In the one-and-a-half-minute long video, Keen describes his role in the whale research conducted by the North Coast Cetacean Society, a nonprofit research center in Hartley Bay, British Columbia, about 630 kilometers (400 miles) north of Vancouver. Specifically, the society and Keen are interested in documenting the fjords off British Columbia, a habitat for several whale species that faces an existential threat by various planned industrial projects, he said.
Keen said he entered the contest hoping that the prize money given to awardees could help support further study in the fjord region.
“The study site is one of the only places on Earth where you can see fin whales from land, but still it's difficult to give the audience a sense of the animal with just a shot of its dorsal fin,” said Keen. “Plus, the video had to be under 90 seconds.

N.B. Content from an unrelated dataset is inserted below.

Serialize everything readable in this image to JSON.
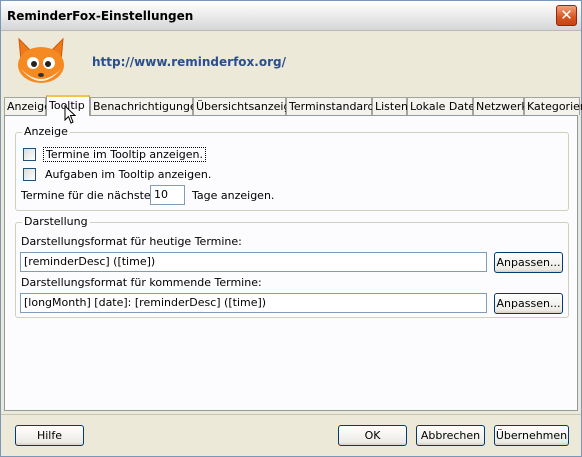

So I had to try my best to make a creative and interesting video within those constraints.”
Keen, who said that he had had dreams of being a filmmaker before his career path turned toward science, added that he shot the video in between whale surveys and edited the video using the application Final Cut Pro on a computer the society let him use.
“My interests turned to time-lapse photography during college, and I always jump on an excuse to make a movie,” he said, “so when I saw the announcement for this video contest, it seemed a good fit for me.”
The NSF held the contest as part of the 60th anniversary of its Graduate Research Fellowship Program (GRFP). GRFP is NSF’s flagship program for graduate students in the science and engineering fields within NSF’s mission. According to an NSF statement, the program has been in operation almost as long as NSF itself, making an investment in students with demonstrated potential for significant achievements in science and engineering.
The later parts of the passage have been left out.